MS&E: Designing Mass Market Experiences
Co-instructed with Dr. Robert Sutton (Stanford), Perry Klebahn (Timbuk 2), Michael Dearing (Harrison Metal)
This class immerses students in the practice and theory of experience design for mass markets. Student teams will complete hands-on projects coached by design process experts and evaluated by member of partner organizations including Wal*Mart and Firefox.
EXECUTIVE EDUCATION: Customer Focused Innovation
Co-instructed with Dr. Robert Sutton (Stanford), Dr. Huggy Rao (Stanford), George Kembel (Stanford)

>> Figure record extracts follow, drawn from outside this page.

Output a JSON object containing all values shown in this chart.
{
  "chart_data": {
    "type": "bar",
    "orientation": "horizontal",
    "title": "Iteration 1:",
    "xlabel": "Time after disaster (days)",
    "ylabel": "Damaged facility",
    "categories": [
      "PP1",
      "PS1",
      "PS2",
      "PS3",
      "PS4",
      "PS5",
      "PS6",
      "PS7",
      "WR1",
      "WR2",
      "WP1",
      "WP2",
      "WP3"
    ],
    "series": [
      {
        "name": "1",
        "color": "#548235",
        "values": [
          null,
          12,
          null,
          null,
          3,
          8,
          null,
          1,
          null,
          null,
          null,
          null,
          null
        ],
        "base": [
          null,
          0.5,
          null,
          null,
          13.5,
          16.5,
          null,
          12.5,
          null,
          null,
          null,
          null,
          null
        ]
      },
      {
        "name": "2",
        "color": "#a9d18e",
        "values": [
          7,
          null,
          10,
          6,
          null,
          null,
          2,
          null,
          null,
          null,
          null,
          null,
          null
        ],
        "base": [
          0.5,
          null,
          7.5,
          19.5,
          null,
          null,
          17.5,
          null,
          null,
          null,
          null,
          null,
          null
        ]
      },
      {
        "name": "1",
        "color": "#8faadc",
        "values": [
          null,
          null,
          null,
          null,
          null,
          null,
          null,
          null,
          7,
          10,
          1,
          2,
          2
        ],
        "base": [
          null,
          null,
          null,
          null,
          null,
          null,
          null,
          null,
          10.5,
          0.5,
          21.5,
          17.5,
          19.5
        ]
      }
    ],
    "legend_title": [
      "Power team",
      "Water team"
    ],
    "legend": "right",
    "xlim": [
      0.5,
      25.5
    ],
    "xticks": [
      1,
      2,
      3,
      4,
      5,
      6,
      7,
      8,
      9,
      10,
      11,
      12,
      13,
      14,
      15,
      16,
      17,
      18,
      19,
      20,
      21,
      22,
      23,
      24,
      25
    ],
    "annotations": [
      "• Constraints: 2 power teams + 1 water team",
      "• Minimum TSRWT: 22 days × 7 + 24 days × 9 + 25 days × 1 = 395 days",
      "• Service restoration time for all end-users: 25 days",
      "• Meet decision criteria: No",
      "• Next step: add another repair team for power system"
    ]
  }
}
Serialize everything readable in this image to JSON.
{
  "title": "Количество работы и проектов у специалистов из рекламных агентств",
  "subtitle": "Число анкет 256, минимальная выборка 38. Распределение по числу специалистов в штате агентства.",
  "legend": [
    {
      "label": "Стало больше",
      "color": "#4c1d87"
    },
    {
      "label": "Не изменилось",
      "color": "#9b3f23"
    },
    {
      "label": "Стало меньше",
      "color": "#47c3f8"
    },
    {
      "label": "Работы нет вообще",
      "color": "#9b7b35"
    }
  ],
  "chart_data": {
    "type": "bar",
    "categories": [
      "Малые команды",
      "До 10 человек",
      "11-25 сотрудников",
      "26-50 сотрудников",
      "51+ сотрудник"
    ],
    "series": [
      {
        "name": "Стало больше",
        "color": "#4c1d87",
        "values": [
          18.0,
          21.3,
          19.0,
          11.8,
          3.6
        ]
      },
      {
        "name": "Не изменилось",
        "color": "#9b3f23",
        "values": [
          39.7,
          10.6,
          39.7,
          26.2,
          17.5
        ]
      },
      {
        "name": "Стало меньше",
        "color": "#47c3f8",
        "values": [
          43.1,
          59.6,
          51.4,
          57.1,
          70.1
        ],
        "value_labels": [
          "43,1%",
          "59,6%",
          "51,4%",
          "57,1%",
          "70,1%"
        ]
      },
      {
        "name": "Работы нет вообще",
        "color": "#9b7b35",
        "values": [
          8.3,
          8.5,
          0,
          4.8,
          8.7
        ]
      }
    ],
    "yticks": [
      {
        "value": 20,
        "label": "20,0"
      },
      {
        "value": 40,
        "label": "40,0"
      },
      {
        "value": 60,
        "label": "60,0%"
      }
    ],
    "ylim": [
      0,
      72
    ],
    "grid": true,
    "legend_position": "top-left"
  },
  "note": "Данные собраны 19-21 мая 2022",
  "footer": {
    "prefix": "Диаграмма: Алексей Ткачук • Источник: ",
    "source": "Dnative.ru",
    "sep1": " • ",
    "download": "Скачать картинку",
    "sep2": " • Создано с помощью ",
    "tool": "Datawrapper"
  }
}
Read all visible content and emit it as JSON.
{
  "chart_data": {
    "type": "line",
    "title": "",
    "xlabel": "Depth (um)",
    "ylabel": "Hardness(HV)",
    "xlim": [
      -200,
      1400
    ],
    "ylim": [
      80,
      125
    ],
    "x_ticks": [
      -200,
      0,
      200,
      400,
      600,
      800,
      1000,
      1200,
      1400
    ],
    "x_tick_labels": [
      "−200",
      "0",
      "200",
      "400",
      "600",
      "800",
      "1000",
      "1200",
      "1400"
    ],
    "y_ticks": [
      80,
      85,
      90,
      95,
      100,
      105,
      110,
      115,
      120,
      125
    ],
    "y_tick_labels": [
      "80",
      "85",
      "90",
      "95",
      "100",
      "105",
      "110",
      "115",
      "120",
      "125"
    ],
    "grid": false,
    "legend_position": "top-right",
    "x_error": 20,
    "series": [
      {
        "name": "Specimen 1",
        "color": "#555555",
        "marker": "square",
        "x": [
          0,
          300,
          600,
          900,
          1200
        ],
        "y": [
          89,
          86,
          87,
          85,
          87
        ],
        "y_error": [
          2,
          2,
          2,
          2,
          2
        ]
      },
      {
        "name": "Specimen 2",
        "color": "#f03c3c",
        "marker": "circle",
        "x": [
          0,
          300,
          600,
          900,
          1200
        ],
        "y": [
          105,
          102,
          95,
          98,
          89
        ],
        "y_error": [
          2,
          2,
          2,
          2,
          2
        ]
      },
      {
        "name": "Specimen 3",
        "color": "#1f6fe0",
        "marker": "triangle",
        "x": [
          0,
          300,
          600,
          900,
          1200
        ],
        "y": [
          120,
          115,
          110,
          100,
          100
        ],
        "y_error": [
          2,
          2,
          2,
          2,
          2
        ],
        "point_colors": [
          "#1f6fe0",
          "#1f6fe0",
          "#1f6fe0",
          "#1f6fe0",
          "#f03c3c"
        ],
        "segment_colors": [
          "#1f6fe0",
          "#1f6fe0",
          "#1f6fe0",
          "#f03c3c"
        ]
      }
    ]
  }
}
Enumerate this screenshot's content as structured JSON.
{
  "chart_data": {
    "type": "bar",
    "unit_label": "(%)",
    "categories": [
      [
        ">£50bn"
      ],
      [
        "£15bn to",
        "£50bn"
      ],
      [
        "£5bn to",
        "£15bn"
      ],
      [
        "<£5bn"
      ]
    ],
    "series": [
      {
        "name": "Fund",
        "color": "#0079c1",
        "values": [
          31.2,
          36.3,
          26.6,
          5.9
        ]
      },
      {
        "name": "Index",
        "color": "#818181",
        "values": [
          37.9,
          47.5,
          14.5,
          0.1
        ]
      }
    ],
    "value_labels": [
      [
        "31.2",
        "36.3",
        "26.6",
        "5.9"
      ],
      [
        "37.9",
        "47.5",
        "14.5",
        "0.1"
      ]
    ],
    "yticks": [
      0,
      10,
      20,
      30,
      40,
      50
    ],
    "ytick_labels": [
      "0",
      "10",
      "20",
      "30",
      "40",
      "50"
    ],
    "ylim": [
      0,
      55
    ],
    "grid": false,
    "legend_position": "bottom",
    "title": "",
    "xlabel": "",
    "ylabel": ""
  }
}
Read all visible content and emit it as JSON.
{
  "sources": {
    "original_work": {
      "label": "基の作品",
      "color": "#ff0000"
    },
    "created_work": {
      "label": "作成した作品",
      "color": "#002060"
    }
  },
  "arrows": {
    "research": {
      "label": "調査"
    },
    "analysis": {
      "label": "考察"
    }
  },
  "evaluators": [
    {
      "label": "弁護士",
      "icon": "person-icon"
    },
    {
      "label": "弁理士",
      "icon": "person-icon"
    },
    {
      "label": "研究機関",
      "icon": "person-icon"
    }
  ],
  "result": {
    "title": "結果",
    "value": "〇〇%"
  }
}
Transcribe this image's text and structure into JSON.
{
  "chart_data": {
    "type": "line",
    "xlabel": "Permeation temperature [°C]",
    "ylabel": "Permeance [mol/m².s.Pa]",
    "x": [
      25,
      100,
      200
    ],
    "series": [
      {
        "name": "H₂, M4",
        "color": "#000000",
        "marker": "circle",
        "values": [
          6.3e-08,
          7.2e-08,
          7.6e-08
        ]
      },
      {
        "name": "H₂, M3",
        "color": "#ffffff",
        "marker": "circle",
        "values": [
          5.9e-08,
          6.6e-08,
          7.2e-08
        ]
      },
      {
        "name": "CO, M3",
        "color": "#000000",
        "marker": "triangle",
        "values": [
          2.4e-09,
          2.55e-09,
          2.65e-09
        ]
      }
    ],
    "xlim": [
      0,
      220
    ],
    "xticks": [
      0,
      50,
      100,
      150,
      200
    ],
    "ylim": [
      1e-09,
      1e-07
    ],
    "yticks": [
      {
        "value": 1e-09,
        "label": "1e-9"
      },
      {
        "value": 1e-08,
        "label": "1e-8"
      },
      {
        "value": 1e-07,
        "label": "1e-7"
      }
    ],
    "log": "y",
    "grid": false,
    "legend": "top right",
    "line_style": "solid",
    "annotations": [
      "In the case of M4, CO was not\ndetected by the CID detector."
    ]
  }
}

Customer Focused Innovation takes a hands-on approach to eliminating the red tape that impedes innovation. Participants learn strategic frameworks to better understand customer experiences, develop deeper customer insights, and diffuse customer learning throughout the organization. Additionally, the program provides cutting edge insights on the sources of customer satisfaction and brand personality. Participants discuss strategies for reducing the knowing-doing gap and building customer-centric culture. Leveraging resources from the Stanford Graduate School of Business and the Hasso Plattner Institute of Design, the program exposes participants to the latest research on customer-focused innovation. The program also features real-world field exercises that involve developing innovations to enhance user experiences in the B2C and B2B domains.
Design Thinking Bootcamp
Co-instructed with Dr. Terry Winograd (Stanford), Dr. Bernie Roth (Stanford), Dr. Tina Seelig (Stanford)
This week-long hands-on project-based workshop prepares students to lead innovation and design thinking in teams at Stanford and in your career beyond. It is based on our experience with many years of courses on Design Thinking in the Design Division, which have grown and extended to the cross-departmental d.school. The teaching staff includes the d.school faculty along with innovators and guest experts from design firms and innovative companies.